DAY 202
CHALLENGE
“Even if we grant that the unborn are living human beings, that doesn’t mean abortion is wrong. Why would it be?”
DEFENSE
A fundamental principle of morality is that you can never deliberately kill an innocent human being. It is a human universal that you cannot slay the innocent. If a society failed to recognize this principle—so its ordinary, innocent members could be killed at will—then that society would descend into anarchy and break apart.

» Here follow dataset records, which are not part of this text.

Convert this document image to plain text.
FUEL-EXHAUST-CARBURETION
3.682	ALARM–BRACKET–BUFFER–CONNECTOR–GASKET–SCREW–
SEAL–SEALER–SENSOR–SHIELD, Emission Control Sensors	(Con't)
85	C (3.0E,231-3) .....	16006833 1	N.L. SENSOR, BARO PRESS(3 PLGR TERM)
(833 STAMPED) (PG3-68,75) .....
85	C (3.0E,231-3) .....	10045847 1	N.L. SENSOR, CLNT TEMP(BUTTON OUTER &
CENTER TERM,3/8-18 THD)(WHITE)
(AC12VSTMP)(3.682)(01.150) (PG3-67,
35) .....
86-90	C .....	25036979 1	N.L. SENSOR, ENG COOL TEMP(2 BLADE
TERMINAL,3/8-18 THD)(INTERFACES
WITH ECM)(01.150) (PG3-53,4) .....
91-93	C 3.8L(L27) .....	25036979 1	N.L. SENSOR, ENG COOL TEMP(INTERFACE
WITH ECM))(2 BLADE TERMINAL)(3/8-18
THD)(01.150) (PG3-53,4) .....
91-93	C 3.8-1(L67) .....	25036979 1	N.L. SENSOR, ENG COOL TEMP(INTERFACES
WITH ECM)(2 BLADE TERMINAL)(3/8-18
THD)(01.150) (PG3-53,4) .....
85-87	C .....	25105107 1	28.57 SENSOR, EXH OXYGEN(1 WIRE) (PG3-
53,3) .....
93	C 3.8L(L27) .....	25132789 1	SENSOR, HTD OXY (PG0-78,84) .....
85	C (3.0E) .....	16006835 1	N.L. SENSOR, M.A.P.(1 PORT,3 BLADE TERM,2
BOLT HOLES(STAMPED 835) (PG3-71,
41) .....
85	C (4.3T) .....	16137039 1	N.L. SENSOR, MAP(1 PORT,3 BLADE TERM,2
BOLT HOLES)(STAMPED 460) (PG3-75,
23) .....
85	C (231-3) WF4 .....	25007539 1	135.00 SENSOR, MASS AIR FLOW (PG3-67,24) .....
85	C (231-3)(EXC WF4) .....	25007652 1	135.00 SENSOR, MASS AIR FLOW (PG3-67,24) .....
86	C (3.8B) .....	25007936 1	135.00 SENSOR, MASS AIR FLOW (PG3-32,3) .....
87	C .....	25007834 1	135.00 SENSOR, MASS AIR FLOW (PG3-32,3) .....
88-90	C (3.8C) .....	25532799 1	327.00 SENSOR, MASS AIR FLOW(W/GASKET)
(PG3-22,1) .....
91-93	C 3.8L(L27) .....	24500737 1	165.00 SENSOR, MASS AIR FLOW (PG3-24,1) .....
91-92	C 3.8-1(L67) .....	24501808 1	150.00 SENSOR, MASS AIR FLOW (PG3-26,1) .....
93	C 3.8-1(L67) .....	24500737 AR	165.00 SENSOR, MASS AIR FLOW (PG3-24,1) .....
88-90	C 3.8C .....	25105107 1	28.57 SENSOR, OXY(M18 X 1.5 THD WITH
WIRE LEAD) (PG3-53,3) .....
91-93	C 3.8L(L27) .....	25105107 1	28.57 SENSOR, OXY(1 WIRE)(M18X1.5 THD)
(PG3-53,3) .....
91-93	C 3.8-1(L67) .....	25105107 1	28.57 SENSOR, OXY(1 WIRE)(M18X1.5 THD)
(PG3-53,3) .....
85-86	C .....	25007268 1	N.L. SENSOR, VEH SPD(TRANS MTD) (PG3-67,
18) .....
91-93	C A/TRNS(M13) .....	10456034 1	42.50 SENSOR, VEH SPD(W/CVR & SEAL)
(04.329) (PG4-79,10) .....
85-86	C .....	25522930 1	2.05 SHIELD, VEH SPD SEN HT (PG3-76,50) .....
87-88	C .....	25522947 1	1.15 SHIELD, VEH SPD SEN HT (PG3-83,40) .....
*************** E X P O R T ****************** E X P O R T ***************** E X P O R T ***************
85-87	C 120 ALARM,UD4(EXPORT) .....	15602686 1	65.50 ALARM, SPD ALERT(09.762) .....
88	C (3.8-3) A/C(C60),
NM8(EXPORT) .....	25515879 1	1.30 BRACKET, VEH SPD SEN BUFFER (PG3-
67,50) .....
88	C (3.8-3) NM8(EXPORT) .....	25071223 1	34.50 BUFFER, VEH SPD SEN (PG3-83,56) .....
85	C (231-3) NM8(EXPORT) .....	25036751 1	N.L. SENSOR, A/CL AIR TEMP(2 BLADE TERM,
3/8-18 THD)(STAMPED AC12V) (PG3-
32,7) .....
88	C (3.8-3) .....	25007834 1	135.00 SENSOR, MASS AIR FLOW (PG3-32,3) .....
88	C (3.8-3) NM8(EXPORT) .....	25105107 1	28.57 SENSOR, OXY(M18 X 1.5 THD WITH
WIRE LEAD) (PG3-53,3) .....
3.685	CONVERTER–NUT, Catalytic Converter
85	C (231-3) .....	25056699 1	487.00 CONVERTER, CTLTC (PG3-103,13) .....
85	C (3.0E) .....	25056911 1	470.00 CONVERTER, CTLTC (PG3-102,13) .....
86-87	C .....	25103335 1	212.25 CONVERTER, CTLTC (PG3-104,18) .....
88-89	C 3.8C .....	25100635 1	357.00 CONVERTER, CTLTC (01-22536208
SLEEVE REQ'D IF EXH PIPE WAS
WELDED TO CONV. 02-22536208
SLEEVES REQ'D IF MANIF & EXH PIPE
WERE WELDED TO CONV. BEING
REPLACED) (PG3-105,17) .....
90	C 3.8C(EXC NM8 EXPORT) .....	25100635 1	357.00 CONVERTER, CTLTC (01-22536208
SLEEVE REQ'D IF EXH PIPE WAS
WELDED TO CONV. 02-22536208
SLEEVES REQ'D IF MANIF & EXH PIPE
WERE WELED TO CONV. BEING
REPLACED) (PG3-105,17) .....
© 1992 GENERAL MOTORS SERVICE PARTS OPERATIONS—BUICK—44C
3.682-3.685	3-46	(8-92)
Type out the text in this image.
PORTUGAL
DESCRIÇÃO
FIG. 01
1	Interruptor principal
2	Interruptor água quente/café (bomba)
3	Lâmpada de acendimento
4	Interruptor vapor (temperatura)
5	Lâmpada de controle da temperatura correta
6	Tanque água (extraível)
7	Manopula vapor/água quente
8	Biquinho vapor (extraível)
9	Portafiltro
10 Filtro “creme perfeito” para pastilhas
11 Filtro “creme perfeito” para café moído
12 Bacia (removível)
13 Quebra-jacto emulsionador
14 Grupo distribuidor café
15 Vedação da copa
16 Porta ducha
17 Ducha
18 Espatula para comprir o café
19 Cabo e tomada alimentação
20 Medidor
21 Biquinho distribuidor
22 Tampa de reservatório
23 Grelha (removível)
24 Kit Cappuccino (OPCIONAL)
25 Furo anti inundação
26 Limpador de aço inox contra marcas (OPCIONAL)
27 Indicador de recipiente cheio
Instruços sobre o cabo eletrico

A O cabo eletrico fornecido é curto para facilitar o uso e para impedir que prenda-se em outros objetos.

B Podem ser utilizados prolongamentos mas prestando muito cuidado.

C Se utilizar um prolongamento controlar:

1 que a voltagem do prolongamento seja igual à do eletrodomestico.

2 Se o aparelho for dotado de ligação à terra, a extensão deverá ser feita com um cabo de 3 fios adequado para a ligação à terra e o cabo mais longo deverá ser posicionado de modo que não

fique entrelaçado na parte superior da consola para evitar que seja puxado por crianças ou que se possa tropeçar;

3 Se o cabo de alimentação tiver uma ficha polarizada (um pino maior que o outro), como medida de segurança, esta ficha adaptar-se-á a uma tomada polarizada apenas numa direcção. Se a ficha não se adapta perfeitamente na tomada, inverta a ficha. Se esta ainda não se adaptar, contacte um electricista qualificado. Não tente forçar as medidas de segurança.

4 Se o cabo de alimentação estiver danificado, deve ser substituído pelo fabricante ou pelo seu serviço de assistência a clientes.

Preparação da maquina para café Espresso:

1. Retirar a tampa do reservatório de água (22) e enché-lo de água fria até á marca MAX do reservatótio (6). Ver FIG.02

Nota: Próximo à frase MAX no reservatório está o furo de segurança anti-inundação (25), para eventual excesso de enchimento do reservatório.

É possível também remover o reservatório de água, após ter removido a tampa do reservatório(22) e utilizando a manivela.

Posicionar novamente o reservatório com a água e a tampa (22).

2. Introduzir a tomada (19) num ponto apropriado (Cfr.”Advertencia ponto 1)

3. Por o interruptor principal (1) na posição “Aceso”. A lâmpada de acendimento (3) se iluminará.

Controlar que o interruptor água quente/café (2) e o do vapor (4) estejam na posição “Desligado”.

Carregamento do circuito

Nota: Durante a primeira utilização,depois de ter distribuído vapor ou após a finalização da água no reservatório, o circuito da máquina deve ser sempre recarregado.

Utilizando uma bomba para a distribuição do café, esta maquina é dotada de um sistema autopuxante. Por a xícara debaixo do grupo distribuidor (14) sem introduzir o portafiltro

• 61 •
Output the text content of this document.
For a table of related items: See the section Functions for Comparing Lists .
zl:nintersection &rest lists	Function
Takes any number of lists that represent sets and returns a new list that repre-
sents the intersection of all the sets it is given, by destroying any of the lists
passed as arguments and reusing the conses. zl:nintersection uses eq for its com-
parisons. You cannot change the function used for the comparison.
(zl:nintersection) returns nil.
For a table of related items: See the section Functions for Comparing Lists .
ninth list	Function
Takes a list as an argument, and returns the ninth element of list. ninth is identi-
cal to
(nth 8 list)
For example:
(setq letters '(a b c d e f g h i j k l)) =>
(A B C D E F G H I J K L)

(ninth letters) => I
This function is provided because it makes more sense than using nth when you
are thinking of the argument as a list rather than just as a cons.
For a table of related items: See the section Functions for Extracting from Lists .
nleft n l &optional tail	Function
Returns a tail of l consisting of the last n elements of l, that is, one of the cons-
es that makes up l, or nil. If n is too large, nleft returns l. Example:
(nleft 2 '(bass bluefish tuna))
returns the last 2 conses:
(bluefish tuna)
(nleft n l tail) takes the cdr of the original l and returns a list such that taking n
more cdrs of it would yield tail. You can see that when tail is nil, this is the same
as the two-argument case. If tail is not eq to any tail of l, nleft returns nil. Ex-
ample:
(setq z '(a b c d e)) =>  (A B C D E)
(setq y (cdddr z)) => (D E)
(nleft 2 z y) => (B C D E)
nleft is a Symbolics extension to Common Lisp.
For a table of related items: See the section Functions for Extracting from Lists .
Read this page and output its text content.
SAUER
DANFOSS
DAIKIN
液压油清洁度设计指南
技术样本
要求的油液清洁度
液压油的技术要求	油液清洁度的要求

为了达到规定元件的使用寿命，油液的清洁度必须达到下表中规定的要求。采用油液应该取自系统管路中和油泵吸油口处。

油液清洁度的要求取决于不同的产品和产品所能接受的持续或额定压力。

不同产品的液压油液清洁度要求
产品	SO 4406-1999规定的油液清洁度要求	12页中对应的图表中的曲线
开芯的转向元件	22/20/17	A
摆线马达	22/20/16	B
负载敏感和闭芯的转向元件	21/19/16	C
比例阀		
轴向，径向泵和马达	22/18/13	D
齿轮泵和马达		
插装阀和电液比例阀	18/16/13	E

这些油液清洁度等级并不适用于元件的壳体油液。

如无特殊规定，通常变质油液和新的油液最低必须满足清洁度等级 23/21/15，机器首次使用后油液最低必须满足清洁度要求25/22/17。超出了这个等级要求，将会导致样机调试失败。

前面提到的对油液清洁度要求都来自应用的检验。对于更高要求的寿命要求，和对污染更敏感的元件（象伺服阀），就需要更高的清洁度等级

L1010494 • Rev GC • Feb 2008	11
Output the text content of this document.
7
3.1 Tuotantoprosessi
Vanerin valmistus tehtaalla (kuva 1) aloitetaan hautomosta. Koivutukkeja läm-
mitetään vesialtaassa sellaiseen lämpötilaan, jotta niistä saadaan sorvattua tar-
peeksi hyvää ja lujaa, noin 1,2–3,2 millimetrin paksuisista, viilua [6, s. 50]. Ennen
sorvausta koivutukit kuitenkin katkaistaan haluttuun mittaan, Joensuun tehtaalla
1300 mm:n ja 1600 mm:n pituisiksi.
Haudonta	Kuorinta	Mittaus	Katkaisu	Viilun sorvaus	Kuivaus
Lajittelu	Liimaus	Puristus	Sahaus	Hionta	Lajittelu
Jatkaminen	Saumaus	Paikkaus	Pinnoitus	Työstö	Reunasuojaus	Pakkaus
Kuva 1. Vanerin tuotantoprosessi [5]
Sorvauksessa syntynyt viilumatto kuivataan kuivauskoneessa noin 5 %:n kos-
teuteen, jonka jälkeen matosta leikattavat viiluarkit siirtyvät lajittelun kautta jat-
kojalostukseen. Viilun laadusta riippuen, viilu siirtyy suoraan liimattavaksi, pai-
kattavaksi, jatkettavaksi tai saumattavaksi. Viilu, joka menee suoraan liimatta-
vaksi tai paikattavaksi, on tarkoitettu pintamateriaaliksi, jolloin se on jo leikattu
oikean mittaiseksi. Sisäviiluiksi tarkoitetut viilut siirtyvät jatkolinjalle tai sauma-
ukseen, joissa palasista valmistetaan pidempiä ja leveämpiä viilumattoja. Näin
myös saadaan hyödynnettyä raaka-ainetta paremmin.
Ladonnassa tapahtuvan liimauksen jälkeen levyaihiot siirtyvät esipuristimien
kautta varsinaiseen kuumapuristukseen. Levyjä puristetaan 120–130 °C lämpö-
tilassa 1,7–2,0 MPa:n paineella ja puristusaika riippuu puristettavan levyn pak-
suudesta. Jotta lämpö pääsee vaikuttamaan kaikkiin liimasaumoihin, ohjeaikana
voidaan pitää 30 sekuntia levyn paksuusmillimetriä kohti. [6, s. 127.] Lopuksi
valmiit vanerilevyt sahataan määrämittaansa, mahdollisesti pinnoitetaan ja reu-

The basic moral intuition that killing innocents is wrong is so strong that when genocides have killed large numbers of innocent people, the killers have had to argue one of two things:
- that the people they were slaughtering were not really innocent but guilty of some present or historical wrongdoing, or
- that they were not really human but somehow subhuman.Sometimes both have been argued, as when the Nazis killed millions of Jewish people, claiming that they were subverting German society and that they were racially inferior. The fact that they felt the need for such rationalizations pays tribute to the strength of the basic moral intuition that innocent human beings must not be killed.This is the fundamental insight that lies behind every society’s prohibition on murder.
To deny that we must respect the right to life of every innocent person is to violate a universal human moral norm. It is to embrace an inhuman and fundamentally immoral principle.
Of course, not every form of killing is murder. It is not murder to kill a plant or an animal. Similarly, it may not be murder to kill an aggressor in wartime, or someone who is trying to take your own life. Killing an aggressor in self-defense can be morally permissible.
Yet it is always wrong to deliberately take the life of an innocent human being, which raises the real question in the abortion debate: Do the unborn count as innocent human beings? It is clear that they are innocent. The unborn do not have the ability to harm anyone. Few things could be more innocent than an unborn baby in a mother’s womb.
The question thus comes down to the issue of whether the unborn are human beings. As we show elsewhere, the scientific evidence is unambiguous that they are (see Day 185).